CUENTAS DEL GRAN CAPITÁN

MANUEL CASTILLO

Inmersos en los problemas de este mundo loco en el que vivimos (el desafío de Cataluña, los incendios devastadores de Galicia y Asturias, los atroces asesinatos de cada día y la amenaza de una grave sequía, por no citar más), suena a broma que debamos preocuparnos por la situación del Málaga C.F.. Pero a quienes amamos el fútbol, y lo seguimos, nos duele sobremanera la penosa y humillante impresión que está causando a todos los niveles. No recuerdo un periodo más negativo del equipo ni, deportivamente, más deplorable para la ciudad. Yo me resisto a pensar siquiera que esto sea el principio del fin y, en última instancia, confiemos en que en las vacaciones de Navidad podamos albergar la idea de que todo fue un mal sueño.

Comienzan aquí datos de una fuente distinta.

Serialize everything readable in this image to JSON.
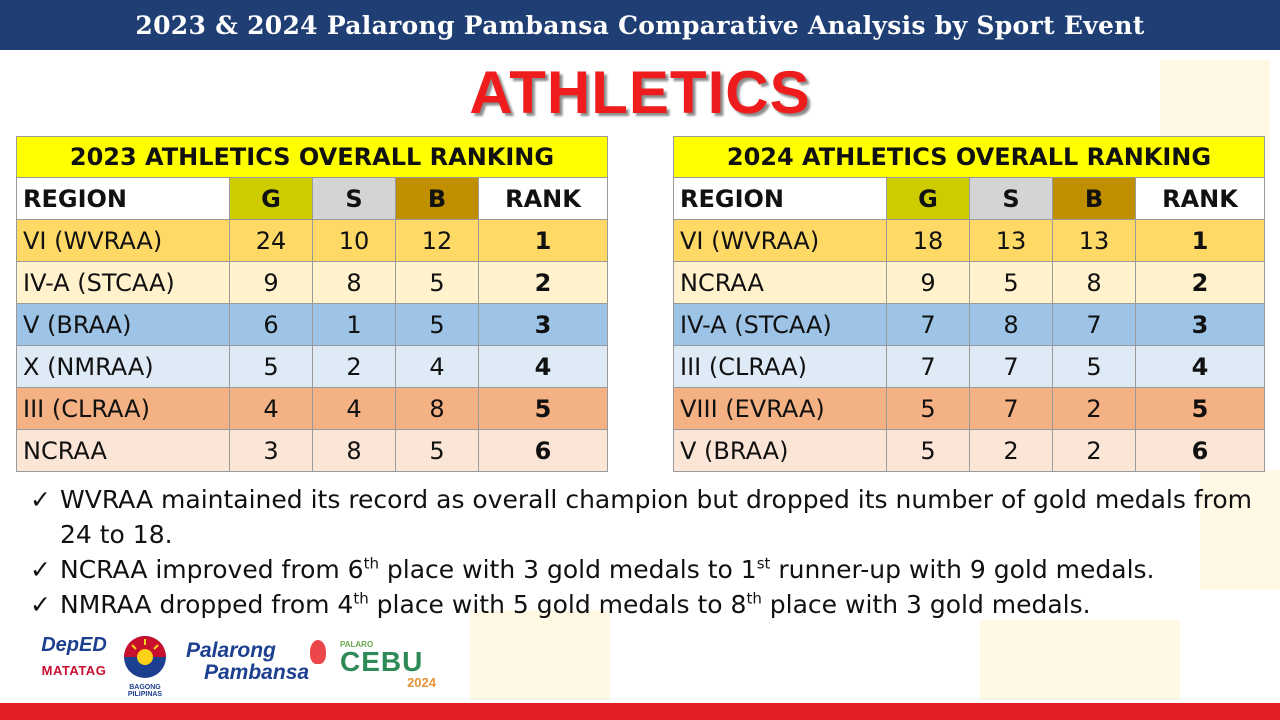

Me duele, al cabo de cada jornada ante el televisor, ver cómo Sergi Darder es el 'alma' del Español, cómo Samu Castillejo y Pablo son figuras en el Villarreal, cómo Juanmi es goleador en la Real Sociedad, cómo Antunes se mantiene firme en el Getafe; cómo Amrabat se paseó con el Leganés en La Rosaleda y, en fin, cómo jugadores que un día fueron del Málaga, por dinero o por una equivocada valoración técnica, triunfan ahora en otros equipos. Y no recurro a Camacho o a Sandro, cuyos traspasos están dentro de una lógica aceptable. ¿A quién o quiénes debería culparse de tales decisiones? A Míchel desde luego que no. Míchel, en realidad, debe sentirse engañado cuando a punto de iniciarse la Liga le 'sustraen' de la plantilla los jugadores de más calidad; a cambio de nada porque sus 'repuestos' (cedidos o a precio de saldo) están muy lejos de quienes se fueron. ¿Y esos millones ingresados por los traspasados? Al-Thani, desde luego, no debe llevar sus cuentas en las redes sociales, a las que es tan aficionado. Caso de hacerlo se conocerían las cuentas del gran capitán (léase jeque) que nadie conoce. Resumiendo: quedamos a la espera de comprobar si son posibles los milagros.